Cities of the Great Triangle
Savályal hiPáchuyal hiFánuldáli
(The Cities of the Lords of the Great Triangle)
in Tsolyáni, preserved in manuscript in the Temple of Karakán in Jakálla
Contemporary or just subsequent to the Empire of Llyán, another human state arose in the plains of southern Tsolyánu. No material artifacts of this society have been identified since the three capitals of this nation—úrmish in the west, Jakálla in the south, and Thráya in the east—have been rebuilt many, many times, and any smaller sites now lie buried beneath the Mssúma River delta.
Almost all the evidence for the Three States of the Triangle comes from their conquerors, the Dragon Warriors who swept down from N'lüss in the far northwest.
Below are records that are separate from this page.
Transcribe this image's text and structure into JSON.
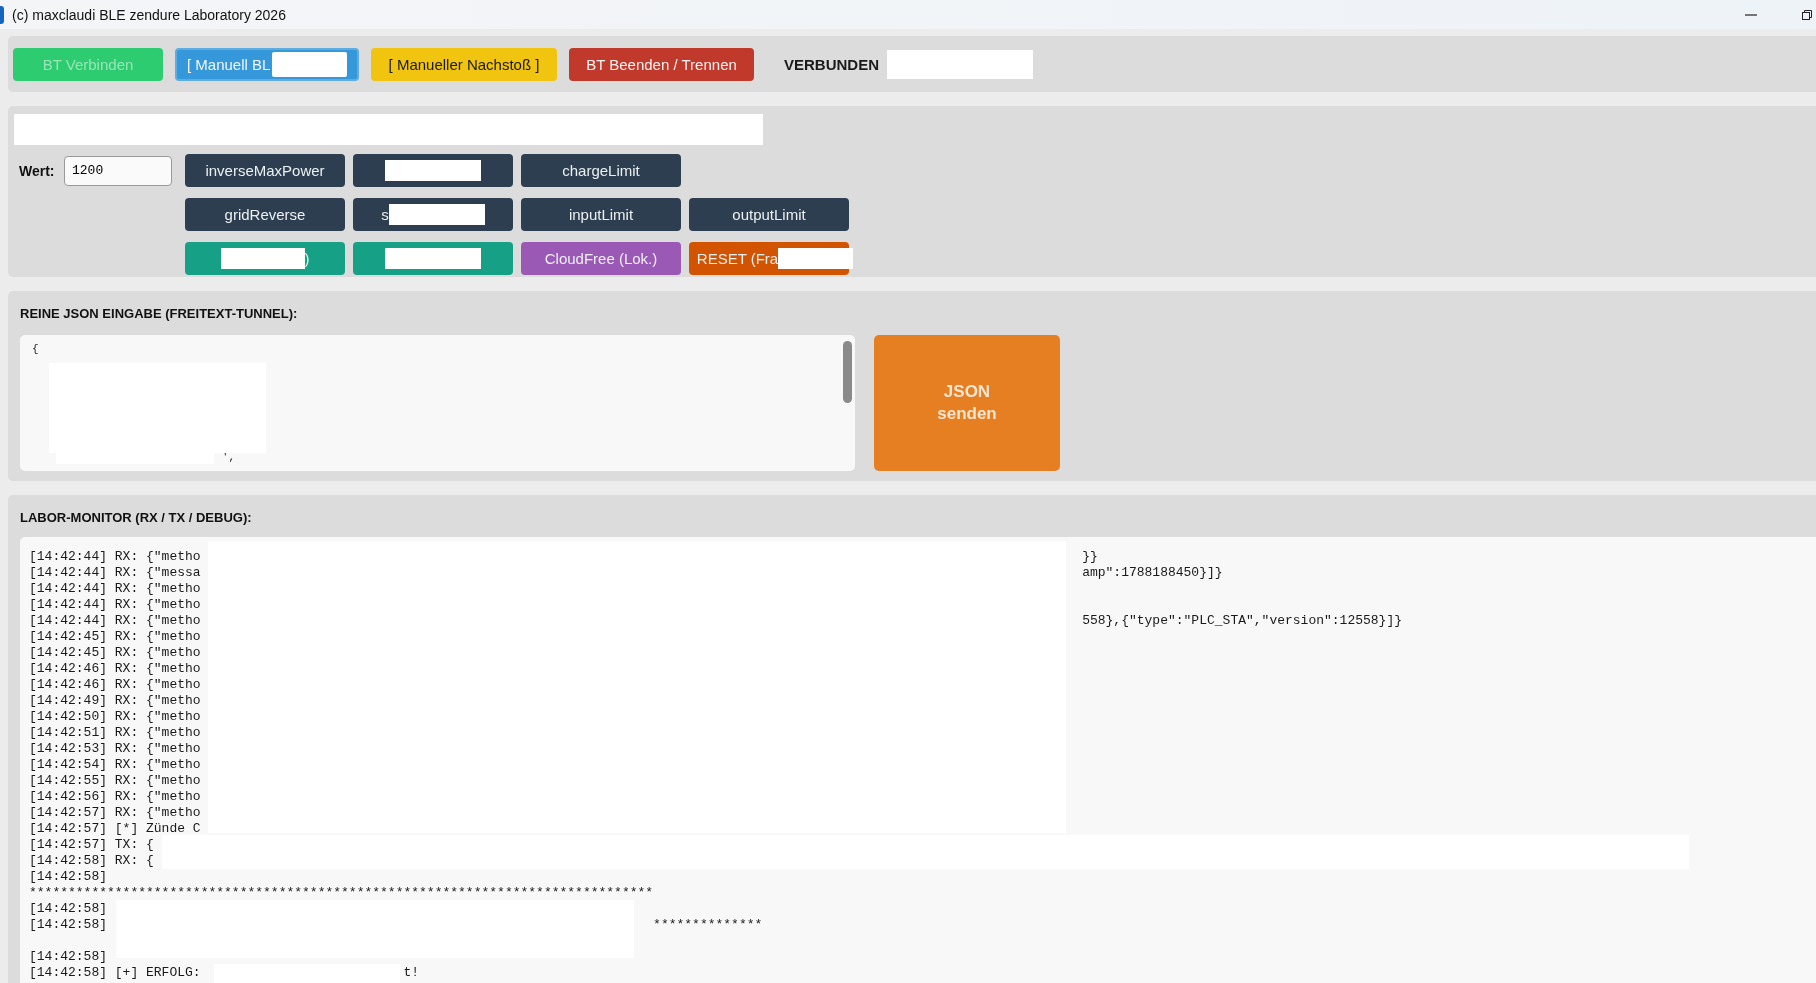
{
  "window": {
    "title": "(c) maxclaudi BLE zendure Laboratory 2026"
  },
  "connection_bar": {
    "buttons": [
      {
        "label": "BT Verbinden",
        "color": "#2ecc71",
        "disabled": true,
        "kind": "plain"
      },
      {
        "label": "[ Manuell BL",
        "color": "#3498db",
        "disabled": false,
        "kind": "tail"
      },
      {
        "label": "[ Manueller Nachstoß ]",
        "color": "#f1c40f",
        "disabled": false,
        "kind": "plain"
      },
      {
        "label": "BT Beenden / Trennen",
        "color": "#c0392b",
        "disabled": false,
        "kind": "plain"
      }
    ],
    "status": "VERBUNDEN"
  },
  "command_panel": {
    "value_label": "Wert:",
    "value": "1200",
    "rows": [
      [
        {
          "label": "inverseMaxPower",
          "color": "#2c3e50",
          "kind": "plain"
        },
        {
          "color": "#2c3e50",
          "kind": "full"
        },
        {
          "label": "chargeLimit",
          "color": "#2c3e50",
          "kind": "plain"
        }
      ],
      [
        {
          "label": "gridReverse",
          "color": "#2c3e50",
          "kind": "plain"
        },
        {
          "label": "s",
          "color": "#2c3e50",
          "kind": "tail"
        },
        {
          "label": "inputLimit",
          "color": "#2c3e50",
          "kind": "plain"
        },
        {
          "label": "outputLimit",
          "color": "#2c3e50",
          "kind": "plain"
        }
      ],
      [
        {
          "label": ")",
          "color": "#16a085",
          "kind": "head"
        },
        {
          "color": "#16a085",
          "kind": "full"
        },
        {
          "label": "CloudFree (Lok.)",
          "color": "#9b59b6",
          "kind": "plain"
        },
        {
          "label": "RESET (Fra",
          "color": "#d35400",
          "kind": "tail"
        }
      ]
    ]
  },
  "json_panel": {
    "title": "REINE JSON EINGABE (FREITEXT-TUNNEL):",
    "lines": [
      "{",
      "',"
    ],
    "send_button": "JSON senden"
  },
  "monitor": {
    "title": "LABOR-MONITOR (RX / TX / DEBUG):",
    "lines": [
      {
        "text": "[14:42:44] RX: {\"metho",
        "tail": "}}",
        "kind": "far"
      },
      {
        "text": "[14:42:44] RX: {\"messa",
        "tail": "amp\":1788188450}]}",
        "kind": "far"
      },
      {
        "text": "[14:42:44] RX: {\"metho",
        "kind": "plain"
      },
      {
        "text": "[14:42:44] RX: {\"metho",
        "kind": "plain"
      },
      {
        "text": "[14:42:44] RX: {\"metho",
        "tail": "558},{\"type\":\"PLC_STA\",\"version\":12558}]}",
        "kind": "far"
      },
      {
        "text": "[14:42:45] RX: {\"metho",
        "kind": "plain"
      },
      {
        "text": "[14:42:45] RX: {\"metho",
        "kind": "plain"
      },
      {
        "text": "[14:42:46] RX: {\"metho",
        "kind": "plain"
      },
      {
        "text": "[14:42:46] RX: {\"metho",
        "kind": "plain"
      },
      {
        "text": "[14:42:49] RX: {\"metho",
        "kind": "plain"
      },
      {
        "text": "[14:42:50] RX: {\"metho",
        "kind": "plain"
      },
      {
        "text": "[14:42:51] RX: {\"metho",
        "kind": "plain"
      },
      {
        "text": "[14:42:53] RX: {\"metho",
        "kind": "plain"
      },
      {
        "text": "[14:42:54] RX: {\"metho",
        "kind": "plain"
      },
      {
        "text": "[14:42:55] RX: {\"metho",
        "kind": "plain"
      },
      {
        "text": "[14:42:56] RX: {\"metho",
        "kind": "plain"
      },
      {
        "text": "[14:42:57] RX: {\"metho",
        "kind": "plain"
      },
      {
        "text": "[14:42:57] [*] Zünde C",
        "kind": "plain"
      },
      {
        "text": "[14:42:57] TX: {",
        "kind": "plain"
      },
      {
        "text": "[14:42:58] RX: {",
        "kind": "plain"
      },
      {
        "text": "[14:42:58]",
        "kind": "plain"
      },
      {
        "text": "********************************************************************************",
        "kind": "plain"
      },
      {
        "text": "[14:42:58]",
        "kind": "plain"
      },
      {
        "text": "[14:42:58]",
        "tail": "**************",
        "kind": "near"
      },
      {
        "kind": "blank"
      },
      {
        "text": "[14:42:58]",
        "kind": "plain"
      },
      {
        "text": "[14:42:58] [+] ERFOLG:",
        "tail": "t!",
        "kind": "mid"
      }
    ]
  }
}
According to their records, the armies of the Three States did battle with the nonhuman Churstálli, a semi-intelligent species related to the Ssú, and also with the Mihálli. Both of these statements must be mere legend, or else the geographic spread of the Churstálli and the Mihálli must have been far different from what can be inferred today. More certain is the alliance of the Three States of the Triangle with the reptilian Shén in a series of wars with the Hlüss; this is corroborated by Shén records.
The Discovery of the Gods
During the latter days of the Empire of Llyán some unknown scholar made contact with certain of the mightiest beings of the Planes Beyond. These beings are for all intents and purposes ‘gods’; unimaginably powerful and transcending man’s understanding, yet willing to aid those who serve their enigmatic goals.
It was soon discovered that rivalries exist between these ‘gods’ themselves. One ‘alignment’ supports Stability: a status quo, a tranquil progression of time and space on towards a final amalgamation into a perfect and eternal ‘Light of Being’. The other urges Change: endless ephemerality, with all Planes perpetually undergoing violent upheavals, birth, death, and renewal. There are also interplanar beings who stand outside of these two parties, as well as whole hierarchies of lesser inhabitants of other dimensions who have greater or lesser talents and powers than does mankind.
Human moral terms do not apply to these alignments’; the boundaries which separate these two positions surpass mankind’s understanding, and various aspects of a ‘god’ may appear as members of different ‘alignments’ in different times or periods, or separate deities in one land are combined into one in another. What the ‘gods’ disclose is all that can be known with certainty—and even this can be only partial and beyond man’s ability to grasp.